Peter Pan was my favourite Disney movie as a kid (until my parents brought home Aladdin), but I had never read the book that the movie was based on until earlier this month. I found it a lot of fun to read, and I definitely intend to read it to my kids (if and when I have any, of course).
Some elements of Peter Pan definitely hearken from an earlier age: Wendy is just delighted to be able to spend nearly all of her time cooking and cleaning for a tribe of unruly boys, as any self-respecting young woman would be; Peter and the Lost Boys–along with John and Michael–kill pirates, actually kill them; and the representations of the Indians are pretty heavily stereotyped.
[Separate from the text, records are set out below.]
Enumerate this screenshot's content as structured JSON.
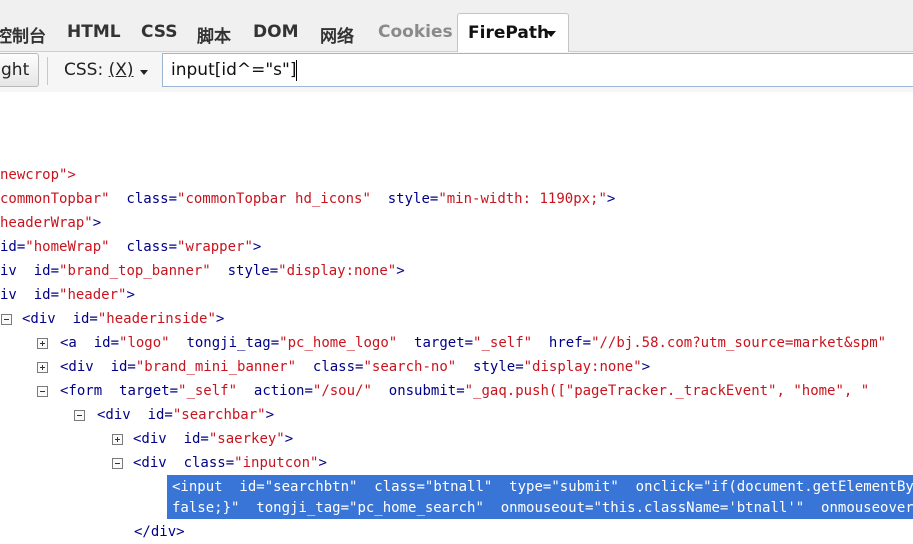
{
  "tabs": [
    {
      "label": "控制台",
      "dim": false
    },
    {
      "label": "HTML",
      "dim": false
    },
    {
      "label": "CSS",
      "dim": false
    },
    {
      "label": "脚本",
      "dim": false
    },
    {
      "label": "DOM",
      "dim": false
    },
    {
      "label": "网络",
      "dim": false
    },
    {
      "label": "Cookies",
      "dim": true
    },
    {
      "label": "FirePath",
      "dim": false,
      "active": true
    }
  ],
  "toolbar": {
    "highlight_label": "ght",
    "selector_type": "CSS: (X)",
    "selector_type_prefix": "CSS: ",
    "selector_type_key": "(X)",
    "query_value": "input[id^=\"s\"]"
  },
  "tree_rows": [
    {
      "toggle": "",
      "segments": [
        [
          "tg",
          "newcrop\">"
        ]
      ]
    },
    {
      "toggle": "",
      "segments": [
        [
          "av",
          "commonTopbar\""
        ],
        [
          "an",
          "  class="
        ],
        [
          "av",
          "\"commonTopbar hd_icons\""
        ],
        [
          "an",
          "  style="
        ],
        [
          "av",
          "\"min-width: 1190px;\""
        ],
        [
          "tg",
          ">"
        ]
      ]
    },
    {
      "toggle": "",
      "segments": [
        [
          "av",
          "headerWrap\""
        ],
        [
          "tg",
          ">"
        ]
      ]
    },
    {
      "toggle": "",
      "segments": [
        [
          "an",
          "id="
        ],
        [
          "av",
          "\"homeWrap\""
        ],
        [
          "an",
          "  class="
        ],
        [
          "av",
          "\"wrapper\""
        ],
        [
          "tg",
          ">"
        ]
      ]
    },
    {
      "toggle": "",
      "segments": [
        [
          "tg",
          "iv"
        ],
        [
          "an",
          "  id="
        ],
        [
          "av",
          "\"brand_top_banner\""
        ],
        [
          "an",
          "  style="
        ],
        [
          "av",
          "\"display:none\""
        ],
        [
          "tg",
          ">"
        ]
      ]
    },
    {
      "toggle": "",
      "segments": [
        [
          "tg",
          "iv"
        ],
        [
          "an",
          "  id="
        ],
        [
          "av",
          "\"header\""
        ],
        [
          "tg",
          ">"
        ]
      ]
    },
    {
      "toggle": "minus",
      "segments": [
        [
          "tg",
          "<div"
        ],
        [
          "an",
          "  id="
        ],
        [
          "av",
          "\"headerinside\""
        ],
        [
          "tg",
          ">"
        ]
      ]
    },
    {
      "toggle": "plus",
      "segments": [
        [
          "tg",
          "<a"
        ],
        [
          "an",
          "  id="
        ],
        [
          "av",
          "\"logo\""
        ],
        [
          "an",
          "  tongji_tag="
        ],
        [
          "av",
          "\"pc_home_logo\""
        ],
        [
          "an",
          "  target="
        ],
        [
          "av",
          "\"_self\""
        ],
        [
          "an",
          "  href="
        ],
        [
          "av",
          "\"//bj.58.com?utm_source=market&spm\""
        ]
      ]
    },
    {
      "toggle": "plus",
      "segments": [
        [
          "tg",
          "<div"
        ],
        [
          "an",
          "  id="
        ],
        [
          "av",
          "\"brand_mini_banner\""
        ],
        [
          "an",
          "  class="
        ],
        [
          "av",
          "\"search-no\""
        ],
        [
          "an",
          "  style="
        ],
        [
          "av",
          "\"display:none\""
        ],
        [
          "tg",
          ">"
        ]
      ]
    },
    {
      "toggle": "minus",
      "segments": [
        [
          "tg",
          "<form"
        ],
        [
          "an",
          "  target="
        ],
        [
          "av",
          "\"_self\""
        ],
        [
          "an",
          "  action="
        ],
        [
          "av",
          "\"/sou/\""
        ],
        [
          "an",
          "  onsubmit="
        ],
        [
          "av",
          "\"_gaq.push([\"pageTracker._trackEvent\", \"home\", \""
        ]
      ]
    },
    {
      "toggle": "minus",
      "segments": [
        [
          "tg",
          "<div"
        ],
        [
          "an",
          "  id="
        ],
        [
          "av",
          "\"searchbar\""
        ],
        [
          "tg",
          ">"
        ]
      ]
    },
    {
      "toggle": "plus",
      "segments": [
        [
          "tg",
          "<div"
        ],
        [
          "an",
          "  id="
        ],
        [
          "av",
          "\"saerkey\""
        ],
        [
          "tg",
          ">"
        ]
      ]
    },
    {
      "toggle": "minus",
      "segments": [
        [
          "tg",
          "<div"
        ],
        [
          "an",
          "  class="
        ],
        [
          "av",
          "\"inputcon\""
        ],
        [
          "tg",
          ">"
        ]
      ]
    },
    {
      "toggle": "",
      "selected": true,
      "segments": [
        [
          "tg",
          "<input"
        ],
        [
          "an",
          "  id="
        ],
        [
          "av",
          "\"searchbtn\""
        ],
        [
          "an",
          "  class="
        ],
        [
          "av",
          "\"btnall\""
        ],
        [
          "an",
          "  type="
        ],
        [
          "av",
          "\"submit\""
        ],
        [
          "an",
          "  onclick="
        ],
        [
          "av",
          "\"if(document.getElementById\""
        ]
      ]
    },
    {
      "toggle": "",
      "selected": true,
      "segments": [
        [
          "av",
          "false;}\""
        ],
        [
          "an",
          "  tongji_tag="
        ],
        [
          "av",
          "\"pc_home_search\""
        ],
        [
          "an",
          "  onmouseout="
        ],
        [
          "av",
          "\"this.className='btnall'\""
        ],
        [
          "an",
          "  onmouseover"
        ]
      ]
    },
    {
      "toggle": "",
      "segments": [
        [
          "tg",
          "</div>"
        ]
      ]
    }
  ],
  "colors": {
    "tag": "#000088",
    "attr_name": "#000088",
    "attr_value": "#c8141e",
    "selection": "#3875d7"
  }
}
But the sense of adventure and excitement in the book are still strong, as the characters fly around Neverland and get mixed up in all kinds of fun and trouble.
The writing is quite clever at times. I love how Mrs. Darling is described as having one kiss hidden in the corner of her mouth that you could never quite get to, no matter how hard you tried, and Nana, the children’s St. Bernard nanny, is anthropomorphized in a very amusing way.
Overall, I’d recommend reading Peter Pan, and reading it to children, but there are parts of it that will need some context and explanation so that they don’t convey the wrong ideas.
I also read Peter Pan in Kensington Gardens, and while it had some amusing parts, some fun concepts (babies are little birds from an island who get sent to parents to grow into babies, and children’s personalities depend on what kind of bird they were), and some emotion (Peter Pan returning to his mother, hoping she has kept the window open for him to fly back in), it didn’t, ultimately, have much purpose or story. It feels much more like a small collection of semi-related stories without any real sense of direction. That isn’t necessarily a problem, but it makes the whole thing feel like less of a book somehow, if you know what I mean.